Published online Dec 27, 2020. doi: 10.4254/wjh.v12.i12.1211
Peer-review started: June 30, 2020
First decision: September 14, 2020
Revised: September 30, 2020
Accepted: October 29, 2020
Article in press: October 29, 2020
Published online: December 27, 2020
Processing time: 170 Days and 15.6 Hours
Anti-programmed death therapy has thrust immunotherapy into the spotlight. However, such therapy has a modest response in hepatocellular carcinoma (HCC). Epigenetic immunomodulation is a suggestive combinatorial therapy with immune checkpoint blockade. Non-coding ribonucleic acid (ncRNA) driven regulation is a major mechanism of epigenetic modulation. Given the wide range of ncRNAs that co-opt in programmed cell-death protein 1 (PD-1)/programmed death ligand 1 (PD-L1) regulation, and based on the literature, we hypothesized that miR-155-5p, miR-194-5p and long non-coding RNAs (lncRNAs) X-inactive specific transcript (XIST) and MALAT-1 are involved in a regulatory upstream pathway for PD-1/PD-L1. Recently, nutraceutical therapeutics in cancers have received increasing attention. Thus, it is interesting to study the impact of oleuropein on the respective study key players.

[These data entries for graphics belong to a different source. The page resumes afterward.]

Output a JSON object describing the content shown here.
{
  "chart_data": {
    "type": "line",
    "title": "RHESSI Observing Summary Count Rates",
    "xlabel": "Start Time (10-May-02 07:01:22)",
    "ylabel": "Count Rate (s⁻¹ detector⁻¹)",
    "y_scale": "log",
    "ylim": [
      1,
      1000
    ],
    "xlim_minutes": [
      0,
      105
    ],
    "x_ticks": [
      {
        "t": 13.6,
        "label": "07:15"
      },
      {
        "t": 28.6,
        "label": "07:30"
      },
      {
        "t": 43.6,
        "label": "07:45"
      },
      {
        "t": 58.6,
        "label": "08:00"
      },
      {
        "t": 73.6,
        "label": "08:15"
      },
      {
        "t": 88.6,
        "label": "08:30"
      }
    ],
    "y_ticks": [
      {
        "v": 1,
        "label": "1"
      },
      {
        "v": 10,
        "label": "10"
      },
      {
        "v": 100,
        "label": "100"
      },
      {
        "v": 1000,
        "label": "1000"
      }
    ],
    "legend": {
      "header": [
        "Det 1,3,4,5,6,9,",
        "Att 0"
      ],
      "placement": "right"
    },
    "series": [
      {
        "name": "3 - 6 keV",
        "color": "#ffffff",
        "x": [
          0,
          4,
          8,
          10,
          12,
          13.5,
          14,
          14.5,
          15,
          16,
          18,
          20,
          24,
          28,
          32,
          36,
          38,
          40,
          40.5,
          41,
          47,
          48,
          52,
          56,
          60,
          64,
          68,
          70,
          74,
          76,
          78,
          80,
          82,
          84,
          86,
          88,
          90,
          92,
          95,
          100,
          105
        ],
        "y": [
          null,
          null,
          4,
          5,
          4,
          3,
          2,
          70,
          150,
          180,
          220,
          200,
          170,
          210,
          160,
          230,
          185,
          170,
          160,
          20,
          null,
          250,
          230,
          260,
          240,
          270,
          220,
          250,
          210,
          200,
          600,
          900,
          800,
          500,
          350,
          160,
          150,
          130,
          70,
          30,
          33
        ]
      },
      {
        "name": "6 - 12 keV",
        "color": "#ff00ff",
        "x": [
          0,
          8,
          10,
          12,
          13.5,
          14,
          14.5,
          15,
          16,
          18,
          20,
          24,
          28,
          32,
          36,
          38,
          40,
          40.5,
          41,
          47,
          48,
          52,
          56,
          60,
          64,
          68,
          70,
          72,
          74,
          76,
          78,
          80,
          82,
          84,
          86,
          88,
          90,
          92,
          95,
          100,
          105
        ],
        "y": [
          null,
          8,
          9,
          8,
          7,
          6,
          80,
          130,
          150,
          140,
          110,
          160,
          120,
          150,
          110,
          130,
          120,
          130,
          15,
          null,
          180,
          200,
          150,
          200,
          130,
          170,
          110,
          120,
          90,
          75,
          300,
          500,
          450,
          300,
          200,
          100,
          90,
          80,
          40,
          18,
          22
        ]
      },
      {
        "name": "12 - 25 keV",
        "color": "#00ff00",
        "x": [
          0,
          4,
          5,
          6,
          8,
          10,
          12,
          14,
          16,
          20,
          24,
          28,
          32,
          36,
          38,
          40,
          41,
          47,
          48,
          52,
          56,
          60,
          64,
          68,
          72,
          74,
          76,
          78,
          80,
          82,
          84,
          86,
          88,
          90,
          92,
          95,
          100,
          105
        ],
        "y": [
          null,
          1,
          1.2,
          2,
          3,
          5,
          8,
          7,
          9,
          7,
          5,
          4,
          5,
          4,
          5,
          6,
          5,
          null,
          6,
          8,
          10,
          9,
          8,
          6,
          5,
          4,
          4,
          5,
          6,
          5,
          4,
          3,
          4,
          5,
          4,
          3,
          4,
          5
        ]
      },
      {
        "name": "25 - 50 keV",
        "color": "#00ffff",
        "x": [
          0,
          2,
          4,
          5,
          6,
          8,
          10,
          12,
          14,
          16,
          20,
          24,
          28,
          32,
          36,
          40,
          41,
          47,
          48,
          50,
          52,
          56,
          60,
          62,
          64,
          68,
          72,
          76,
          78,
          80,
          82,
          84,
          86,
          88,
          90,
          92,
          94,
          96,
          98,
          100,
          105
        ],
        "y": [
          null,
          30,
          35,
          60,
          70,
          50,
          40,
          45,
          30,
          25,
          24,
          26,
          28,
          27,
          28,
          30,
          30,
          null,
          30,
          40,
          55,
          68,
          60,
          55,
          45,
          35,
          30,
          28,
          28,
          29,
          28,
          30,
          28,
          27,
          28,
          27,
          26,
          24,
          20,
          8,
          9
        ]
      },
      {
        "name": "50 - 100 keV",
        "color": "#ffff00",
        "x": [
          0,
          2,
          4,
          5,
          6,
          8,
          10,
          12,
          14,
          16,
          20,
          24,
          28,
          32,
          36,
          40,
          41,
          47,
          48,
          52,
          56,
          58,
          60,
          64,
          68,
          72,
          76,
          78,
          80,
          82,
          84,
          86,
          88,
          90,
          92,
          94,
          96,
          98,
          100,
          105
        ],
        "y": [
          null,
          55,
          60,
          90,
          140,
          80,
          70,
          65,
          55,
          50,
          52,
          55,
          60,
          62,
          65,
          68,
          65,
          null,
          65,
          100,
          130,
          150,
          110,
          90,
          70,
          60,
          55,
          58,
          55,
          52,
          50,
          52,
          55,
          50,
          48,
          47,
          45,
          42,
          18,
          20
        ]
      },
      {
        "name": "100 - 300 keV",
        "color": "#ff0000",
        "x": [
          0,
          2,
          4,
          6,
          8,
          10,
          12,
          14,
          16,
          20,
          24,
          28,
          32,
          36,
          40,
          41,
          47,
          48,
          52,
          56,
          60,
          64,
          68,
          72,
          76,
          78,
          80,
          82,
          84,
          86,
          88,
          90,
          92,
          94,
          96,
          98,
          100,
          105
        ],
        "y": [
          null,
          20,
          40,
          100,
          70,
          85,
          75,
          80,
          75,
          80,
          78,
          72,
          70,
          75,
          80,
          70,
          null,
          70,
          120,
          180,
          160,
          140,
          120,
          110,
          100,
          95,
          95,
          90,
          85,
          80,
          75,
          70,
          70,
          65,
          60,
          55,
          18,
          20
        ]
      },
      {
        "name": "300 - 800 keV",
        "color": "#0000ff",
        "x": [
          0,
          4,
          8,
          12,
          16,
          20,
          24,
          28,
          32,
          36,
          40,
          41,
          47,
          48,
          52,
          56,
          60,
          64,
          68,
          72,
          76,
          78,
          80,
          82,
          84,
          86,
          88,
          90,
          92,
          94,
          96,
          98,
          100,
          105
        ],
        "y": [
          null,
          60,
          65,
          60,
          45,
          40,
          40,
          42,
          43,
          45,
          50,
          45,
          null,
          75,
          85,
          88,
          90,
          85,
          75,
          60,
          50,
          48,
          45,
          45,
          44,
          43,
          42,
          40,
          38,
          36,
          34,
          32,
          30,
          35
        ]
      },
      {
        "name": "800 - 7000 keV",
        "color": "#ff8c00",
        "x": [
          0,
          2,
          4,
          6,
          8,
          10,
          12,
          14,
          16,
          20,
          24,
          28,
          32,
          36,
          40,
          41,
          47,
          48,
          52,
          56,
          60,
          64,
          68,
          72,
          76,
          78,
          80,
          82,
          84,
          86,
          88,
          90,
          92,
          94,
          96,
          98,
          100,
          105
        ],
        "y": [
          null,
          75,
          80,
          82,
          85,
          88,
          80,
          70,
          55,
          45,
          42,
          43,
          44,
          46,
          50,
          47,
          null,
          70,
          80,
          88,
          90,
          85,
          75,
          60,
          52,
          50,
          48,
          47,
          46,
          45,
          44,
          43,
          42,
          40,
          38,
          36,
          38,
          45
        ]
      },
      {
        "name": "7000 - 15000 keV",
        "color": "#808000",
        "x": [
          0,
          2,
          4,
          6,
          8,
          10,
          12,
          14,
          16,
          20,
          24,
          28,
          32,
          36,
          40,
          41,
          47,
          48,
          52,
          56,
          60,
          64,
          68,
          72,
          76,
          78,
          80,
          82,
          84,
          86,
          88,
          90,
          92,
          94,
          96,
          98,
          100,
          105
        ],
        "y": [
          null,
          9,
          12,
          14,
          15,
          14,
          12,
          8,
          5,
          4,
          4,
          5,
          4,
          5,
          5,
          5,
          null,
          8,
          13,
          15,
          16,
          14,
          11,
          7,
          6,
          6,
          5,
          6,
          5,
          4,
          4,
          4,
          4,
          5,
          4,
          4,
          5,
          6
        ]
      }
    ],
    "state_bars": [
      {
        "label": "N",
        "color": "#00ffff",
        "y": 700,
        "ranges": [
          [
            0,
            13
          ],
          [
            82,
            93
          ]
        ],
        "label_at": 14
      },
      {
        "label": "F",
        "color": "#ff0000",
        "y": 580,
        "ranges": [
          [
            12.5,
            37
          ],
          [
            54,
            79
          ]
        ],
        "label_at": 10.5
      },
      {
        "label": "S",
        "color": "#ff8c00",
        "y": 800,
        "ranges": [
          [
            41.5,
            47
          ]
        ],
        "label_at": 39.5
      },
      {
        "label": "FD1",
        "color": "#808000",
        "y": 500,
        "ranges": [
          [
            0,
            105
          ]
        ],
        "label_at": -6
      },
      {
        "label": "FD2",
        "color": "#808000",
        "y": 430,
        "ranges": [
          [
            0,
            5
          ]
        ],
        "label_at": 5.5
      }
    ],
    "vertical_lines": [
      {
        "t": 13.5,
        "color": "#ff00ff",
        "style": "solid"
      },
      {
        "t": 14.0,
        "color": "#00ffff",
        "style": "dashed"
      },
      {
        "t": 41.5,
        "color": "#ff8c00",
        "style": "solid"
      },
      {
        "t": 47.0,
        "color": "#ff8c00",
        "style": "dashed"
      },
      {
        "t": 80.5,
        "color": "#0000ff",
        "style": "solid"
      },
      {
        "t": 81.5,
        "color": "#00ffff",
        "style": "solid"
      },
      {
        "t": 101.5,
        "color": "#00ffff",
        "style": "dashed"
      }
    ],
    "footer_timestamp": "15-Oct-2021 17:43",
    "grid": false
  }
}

To explore potential upstream regulatory ncRNAs for the immune checkpoint PD-1/PD-L1.
Bioinformatics tools including microrna.org and lnCeDB software were adopted to detect targeting of miR-155-5p, miR-194-5p and lncRNAs XIST and MALAT-1 to PD-L1 mRNA, respectively. In addition, Diana tool was used to predict targeting of both aforementioned miRNAs to lncRNAs XIST and MALAT-1. HCC and normal tissue samples were collected for scanning of PD-L1, XIST and MALAT-1 expression. To study the interaction among miR-155-5p, miR-194-5p, lncRNAs XIST and MALAT-1, as well as PD-L1 mRNA, a series of transfections of the Huh-7 cell line was carried out.
Bioinformatics software predicted that miR-155-5p and miR-194-5p can target PD-L1, MALAT-1 and XIST. MALAT-1 and XIST were predicted to target PD-L1 mRNA. PD-L1 and XIST were significantly upregulated in 23 HCC biopsies compared to healthy controls; however, MALAT-1 was barely detected. MiR-194 induced expression elevated the expression of PD-L1, XIST and MALAT-1. However, overexpression of miR-155-5p induced the upregulation of PD-L1 and XIST, while it had a negative impact on MALAT-1 expression. Knockdown of XIST did have an impact on PD-L1 expression; however, following knockdown of the negative regulator of X-inactive specific transcript (TSIX), PD-L1 expression was elevated, and abolished MALAT-1 activity. Upon co-transfection of miR-194-5p with siMALAT-1, PD-L1 expression was elevated. Co-transfection of miR-194-5p with siXIST did not have an impact on PD-L1 expression. Upon co-transfection of miR-194 with siTSIX, PD-L1 expression was upregulated. Interestingly, the same PD-L1 expression pattern was observed following miR-155-5p co-transfections. Oleuropein treatment of Huh-7 cells reduced the expression profile of PD-L1, XIST, and miR-155-5p, upregulated the expression of miR-194-5p and had no significant impact on the MALAT-1 expression profile.
This study reported a novel finding revealing that opposing acting miRNAs in HCC, have the same impact on PD-1/PD-L1 immune checkpoint by sharing a common signaling pathway.
Core Tip: Due to the immune rich milieu of hepatocellular carcinoma (HCC), it is a good candidate for immune-based therapies. In this study, our aim was to identify potential upstream epigenetic regulators of immune checkpoint programmed cell-death protein 1/programmed death ligand 1 in HCC which could be regarded as therapeutic targets. The findings of this study revealed the re-questioning of the role of certain non-coding ribonucleic acids in HCC. Here we deduced a novel shared upstream regulatory signaling pathway for programmed cell-death protein 1/programmed death ligand 1 immune checkpoint between paradoxically acting tumor suppressor miR-194-5p and onco-miR-155-5p, in HCC through X-inactive specific transcript expression modulation.